Most Americans know that. As Upton Sinclair said, “It is difficult to get a man to understand something when his salary depends on his not understanding it.”
Finally, real reform is both reasonable and necessary.
If H-1B workers are truly irreplaceable, pay them the true market rate — $200,000 or higher. This eliminates labor arbitrage.
Ban outsourcing firms from the program. H-1B should only go to direct hiring, not labor contractors gaming the lottery.
Require proof of genuine American job recruitment at competitive wages before allowing foreign hires.
Require companies claiming talent shortages to fund American workforce development first. The biggest beneficiaries have market caps north of a trillion dollars. They can invest in America first.
Christians should apply care and common sense here.
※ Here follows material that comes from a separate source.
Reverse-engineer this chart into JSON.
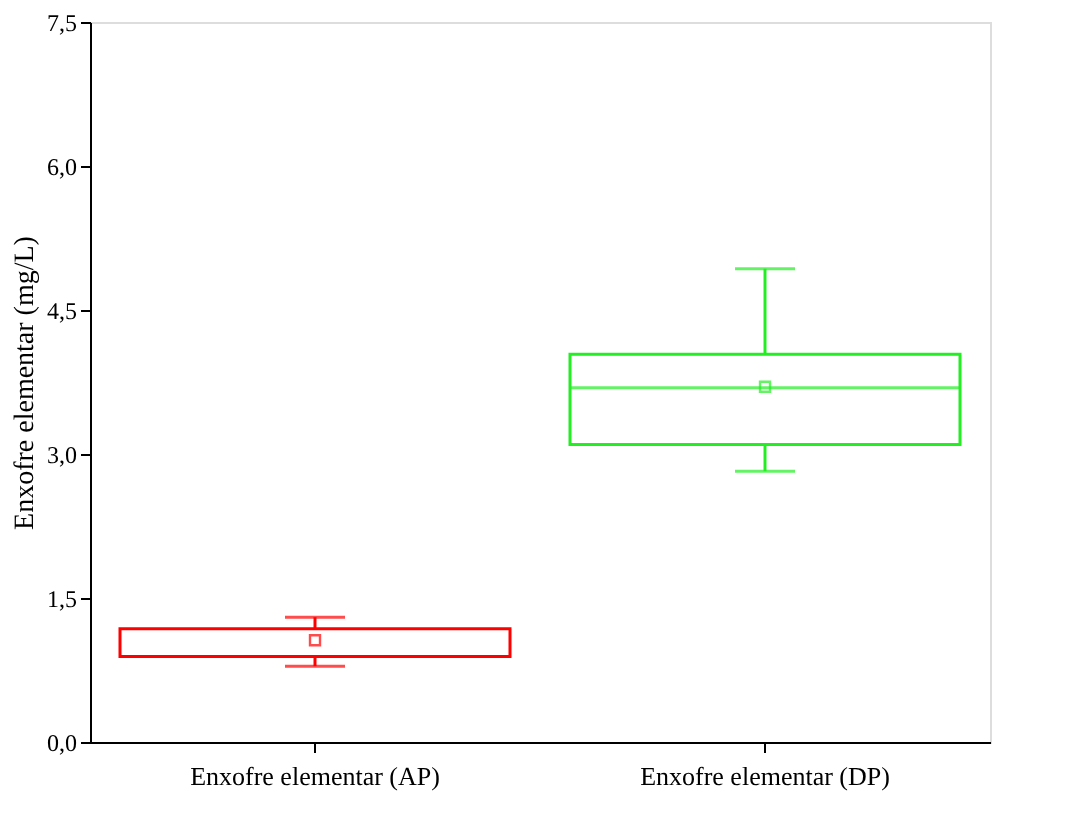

It’s both critical thinking and neighborly love — and it’s not xenophobic — to criticize this program. American college graduates invested years and debt for degrees they were told to acquire, only to find a government program allowing foreign labor to take jobs for well under market rates.
President Trump’s $100,000 fee is a small step, but more must be done. We need consistency in policies that prioritize American people and interests. The 2026 election will hinge upon concerns like these.
Right now, companies profit and foreigners profit, but the American people and families lose. It’s high time we had the courage to say so and demand real change.